Jet Airways: The riches to rags story of India's oldest private airline


A Jet Airways flightImage copyright
Reuters

Lenders to Jet Airways have said they plan to bring insolvency proceedings against the struggling carrier.

The move follows a failed attempt to find a suitable buyer for what was once India’s biggest private airline.

Jet Airways has been hampered by more than $1bn (£790m) of debt.

In April, the airline suspended all international flights. The move left passengers stranded in India and European cities including London, Paris and Amsterdam.

Etihad Airways already owns 24% of Jet Airways and is reported to have expressed an interest in taking more control.

Banks have been seeking a buyer for the airline, but the latest development by the carrier’s lenders suggest there are no serious bidders available.

The insolvency process, if successful, will allow lenders such as State Bank of India to begin selling parts of the business, or assets, in order to recover some of the money they are owed. A court will decide what happens next.

Pilots, engineers and ground staff have not been paid for months, and passengers have been left stranded around the world as a result of cancellations.

Jet Airways was formed in 1993 after India liberalised its economy and allowed competition from private carriers.

The rise of Jet Airways coincided with the decline of Air India, which was plagued by poor service and bad business decisions.

Analysis:

By Sameer Hashmi, India Business Reporter

Image copyright
Getty Images

Image caption

Last month, employees protested at a Mumbai airport over the airline’s suspension of flights

After a prolonged struggle to revive the ailing airline, the lenders have run out of patience.

Their decision to refer Jet Airways for insolvency is the final nail in its coffin.

With liabilities of more than $4bn, the airline failed to attract any serious investors.

Technically, it could still be sold to a new investor under the bankruptcy proceedings.
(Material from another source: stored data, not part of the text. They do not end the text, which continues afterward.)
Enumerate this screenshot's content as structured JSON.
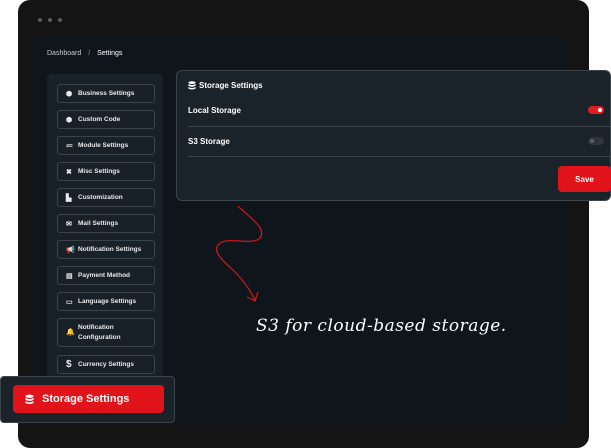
{
  "breadcrumb": {
    "root": "Dashboard",
    "separator": "/",
    "current": "Settings"
  },
  "sidebar": {
    "items": [
      {
        "label": "Business Settings",
        "icon": "cube-icon",
        "glyph": "⬢"
      },
      {
        "label": "Custom Code",
        "icon": "code-icon",
        "glyph": "⬢"
      },
      {
        "label": "Module Settings",
        "icon": "list-icon",
        "glyph": "≔"
      },
      {
        "label": "Misc Settings",
        "icon": "tools-icon",
        "glyph": "✖"
      },
      {
        "label": "Customization",
        "icon": "brush-icon",
        "glyph": "▙"
      },
      {
        "label": "Mail Settings",
        "icon": "envelope-icon",
        "glyph": "✉"
      },
      {
        "label": "Notification Settings",
        "icon": "megaphone-icon",
        "glyph": "📢"
      },
      {
        "label": "Payment Method",
        "icon": "coins-icon",
        "glyph": "▤"
      },
      {
        "label": "Language Settings",
        "icon": "language-icon",
        "glyph": "▭"
      },
      {
        "label": "Notification Configuration",
        "icon": "bell-icon",
        "glyph": "🔔"
      },
      {
        "label": "Currency Settings",
        "icon": "dollar-icon",
        "glyph": "$"
      }
    ]
  },
  "panel": {
    "title": "Storage Settings",
    "icon": "database-icon",
    "rows": [
      {
        "label": "Local Storage",
        "enabled": true
      },
      {
        "label": "S3 Storage",
        "enabled": false
      }
    ],
    "save_label": "Save"
  },
  "highlight": {
    "label": "Storage Settings",
    "icon": "database-icon"
  },
  "annotation": "S3 for cloud-based storage.",
  "colors": {
    "accent": "#e0131b",
    "background": "#0e151b",
    "panel": "#1b232a"
  }
}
However, given the size of its overall debt and liabilities, experts feel it’s very unlikely to find any suitors.

The bankruptcy proceeding will take time to complete, but the closure of Jet Airways marks a significant chapter in India’s aviation history.

During the course of its life it went on to become one of the most successful private carriers in the country. During its peak, Jet Airways used to operate on 600 domestic and 380 international routes with more 110 aircraft as part of its fleet.